UNLEARNING SELF-REJECTION

MARIJA REBEKKA KANAVIN, PHOTOGRAPHER

STEINTRE by Marija Rebekka Kanavin

UNLEARNING SELF-REJECTION

MARIJA REBEKKA KANAVIN, PHOTOGRAPHER

I struggled to fit into elementary school. Some of these memories have become vague, but I do remember often being called weird. I remember being excluded by some classmates when I asked if I could play with them. I remember feeling alone. Eventually, it affected me so much that I had to change schools.  I remember the excitement of starting over in a place where no one knew me. I was lucky because the new school was exactly what I needed and I made friends immediately. However, this also became the beginning of my active habit of trying to fit in. This notion of feeling rejected by others created another rejection within me, where I was constantly doubting myself and as a consequence, I struggled academically. Being liked by others was of the greatest importance and I did not put much value into my education. I had difficulties focusing and learning. I assumed this was just who I was, someone who did not get it. I was focusing so much on socialising, while I had also decided in my mind that I was not capable of self-improvement. I rejected those who tried to tell me I could do better. Most importantly, I continued to reject myself. I was afraid of even trying because I was sure I would fail. This tendency followed me for years and honestly still does from time to time – my self-rejection. 

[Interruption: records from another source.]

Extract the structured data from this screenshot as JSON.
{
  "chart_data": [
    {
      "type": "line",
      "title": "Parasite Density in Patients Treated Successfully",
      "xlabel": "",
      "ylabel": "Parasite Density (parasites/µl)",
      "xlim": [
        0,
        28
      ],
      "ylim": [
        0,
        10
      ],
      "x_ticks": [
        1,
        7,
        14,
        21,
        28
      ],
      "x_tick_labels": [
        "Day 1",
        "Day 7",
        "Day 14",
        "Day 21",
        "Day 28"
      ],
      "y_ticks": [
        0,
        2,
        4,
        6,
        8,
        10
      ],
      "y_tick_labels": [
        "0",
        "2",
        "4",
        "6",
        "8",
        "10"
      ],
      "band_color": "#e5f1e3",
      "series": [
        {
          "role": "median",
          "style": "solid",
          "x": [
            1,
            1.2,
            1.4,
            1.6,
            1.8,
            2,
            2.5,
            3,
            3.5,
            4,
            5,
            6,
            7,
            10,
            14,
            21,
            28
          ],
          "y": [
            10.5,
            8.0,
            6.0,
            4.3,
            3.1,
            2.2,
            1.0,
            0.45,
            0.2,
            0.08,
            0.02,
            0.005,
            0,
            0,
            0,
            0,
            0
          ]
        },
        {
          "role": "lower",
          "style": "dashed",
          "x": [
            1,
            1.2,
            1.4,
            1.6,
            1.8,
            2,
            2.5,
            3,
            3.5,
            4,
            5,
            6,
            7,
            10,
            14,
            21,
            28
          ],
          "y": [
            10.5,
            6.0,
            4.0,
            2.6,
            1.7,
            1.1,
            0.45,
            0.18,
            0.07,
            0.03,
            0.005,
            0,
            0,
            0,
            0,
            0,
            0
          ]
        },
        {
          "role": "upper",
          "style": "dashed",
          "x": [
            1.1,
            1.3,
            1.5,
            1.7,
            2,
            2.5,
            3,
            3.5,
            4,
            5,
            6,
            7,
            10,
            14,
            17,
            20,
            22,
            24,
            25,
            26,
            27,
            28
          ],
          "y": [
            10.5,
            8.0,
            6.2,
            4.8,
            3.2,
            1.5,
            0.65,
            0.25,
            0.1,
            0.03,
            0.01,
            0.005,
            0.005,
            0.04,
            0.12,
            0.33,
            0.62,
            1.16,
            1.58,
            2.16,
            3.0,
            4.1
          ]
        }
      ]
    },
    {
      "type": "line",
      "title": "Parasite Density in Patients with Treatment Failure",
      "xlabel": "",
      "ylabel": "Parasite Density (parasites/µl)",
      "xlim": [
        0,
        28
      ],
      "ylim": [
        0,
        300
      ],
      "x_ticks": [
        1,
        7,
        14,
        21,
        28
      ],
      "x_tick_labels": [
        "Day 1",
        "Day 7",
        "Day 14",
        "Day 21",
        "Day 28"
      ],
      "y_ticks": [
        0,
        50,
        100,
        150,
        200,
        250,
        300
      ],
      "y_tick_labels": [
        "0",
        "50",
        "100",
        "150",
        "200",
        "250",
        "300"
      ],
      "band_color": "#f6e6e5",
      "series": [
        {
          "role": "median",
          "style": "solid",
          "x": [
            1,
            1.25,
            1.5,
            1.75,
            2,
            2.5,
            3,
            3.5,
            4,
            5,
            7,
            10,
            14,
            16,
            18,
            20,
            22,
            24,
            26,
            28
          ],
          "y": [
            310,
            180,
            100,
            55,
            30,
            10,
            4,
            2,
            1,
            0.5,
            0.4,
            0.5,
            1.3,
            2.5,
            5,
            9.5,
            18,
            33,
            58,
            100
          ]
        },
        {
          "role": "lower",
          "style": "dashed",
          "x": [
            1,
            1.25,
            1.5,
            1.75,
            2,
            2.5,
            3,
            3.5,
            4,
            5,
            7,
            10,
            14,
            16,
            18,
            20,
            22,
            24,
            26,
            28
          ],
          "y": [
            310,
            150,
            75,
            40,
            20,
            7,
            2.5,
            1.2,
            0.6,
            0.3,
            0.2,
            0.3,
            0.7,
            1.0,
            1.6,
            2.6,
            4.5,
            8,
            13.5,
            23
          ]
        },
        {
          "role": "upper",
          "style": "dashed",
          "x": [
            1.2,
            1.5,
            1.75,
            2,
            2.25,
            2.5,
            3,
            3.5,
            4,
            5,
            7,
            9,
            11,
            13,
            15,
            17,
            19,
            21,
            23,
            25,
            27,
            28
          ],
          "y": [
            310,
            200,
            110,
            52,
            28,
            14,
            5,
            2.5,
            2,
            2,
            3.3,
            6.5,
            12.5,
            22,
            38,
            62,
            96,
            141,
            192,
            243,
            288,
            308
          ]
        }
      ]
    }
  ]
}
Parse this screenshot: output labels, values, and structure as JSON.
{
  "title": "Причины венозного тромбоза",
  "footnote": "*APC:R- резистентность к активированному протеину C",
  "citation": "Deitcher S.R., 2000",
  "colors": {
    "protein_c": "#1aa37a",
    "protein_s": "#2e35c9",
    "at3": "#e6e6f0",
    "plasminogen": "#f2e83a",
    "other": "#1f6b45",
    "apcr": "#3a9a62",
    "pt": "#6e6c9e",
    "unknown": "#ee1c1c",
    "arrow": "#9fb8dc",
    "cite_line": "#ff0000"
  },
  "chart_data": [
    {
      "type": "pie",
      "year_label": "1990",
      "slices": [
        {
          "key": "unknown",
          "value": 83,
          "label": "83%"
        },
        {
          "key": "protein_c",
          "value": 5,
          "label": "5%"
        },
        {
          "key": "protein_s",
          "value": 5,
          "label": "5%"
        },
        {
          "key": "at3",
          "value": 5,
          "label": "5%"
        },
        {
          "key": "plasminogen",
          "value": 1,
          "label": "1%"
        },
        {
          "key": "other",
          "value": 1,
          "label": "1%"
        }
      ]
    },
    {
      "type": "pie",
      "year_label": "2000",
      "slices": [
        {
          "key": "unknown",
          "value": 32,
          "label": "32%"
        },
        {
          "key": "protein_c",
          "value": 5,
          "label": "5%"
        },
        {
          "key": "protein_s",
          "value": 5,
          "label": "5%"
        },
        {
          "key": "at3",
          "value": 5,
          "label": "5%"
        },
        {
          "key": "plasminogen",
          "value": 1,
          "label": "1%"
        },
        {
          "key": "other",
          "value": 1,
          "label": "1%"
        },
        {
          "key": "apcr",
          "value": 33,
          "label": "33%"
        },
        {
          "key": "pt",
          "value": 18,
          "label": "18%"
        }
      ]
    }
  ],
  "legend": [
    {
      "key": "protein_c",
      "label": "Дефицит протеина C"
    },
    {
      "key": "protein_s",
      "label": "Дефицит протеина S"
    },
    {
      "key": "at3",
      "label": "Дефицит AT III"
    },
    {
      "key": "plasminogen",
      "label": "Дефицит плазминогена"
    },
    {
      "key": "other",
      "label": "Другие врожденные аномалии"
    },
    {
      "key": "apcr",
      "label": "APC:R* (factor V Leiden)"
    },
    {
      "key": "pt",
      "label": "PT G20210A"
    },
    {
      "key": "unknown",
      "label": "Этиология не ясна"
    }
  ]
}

When it comes to the social aspect, I, like many others, sometimes put on a social mask to be likeable. It is exhausting: often, I don’t notice until the following day, when my mind starts contemplating everything I said the day before. However, in my academic journey, it was art that made me question this habit of self-rejection. When I started taking art courses in high school, I realised that there are things that I am good at. It gave me confidence and enjoyment in creating and critically reflecting about the world and my life. Only when I started to study arts and photography did I start to feel smart, I felt like I belonged. I was slowly learning that I was able to do whatever I put my mind to. Art school made me see this more clearly. It gave me confidence and I started believing in myself. It did not matter if a career in art was a difficult path because I understood that this is what I love doing. This confidence grew beyond just my artistic practice and into my general way of learning, the way I looked at myself, and the world. As I grow and walk through this life I try my best to be my true self, and unlearn this tendency of self rejection.


Marija Rebekka Kanavin Gutans is a photographer passionate about the use of storytelling as a tool for promoting social change. Apart from trying to understand how the current structures in our media landscape can be harmful, she loves to swim, laugh, and meet new people and animals.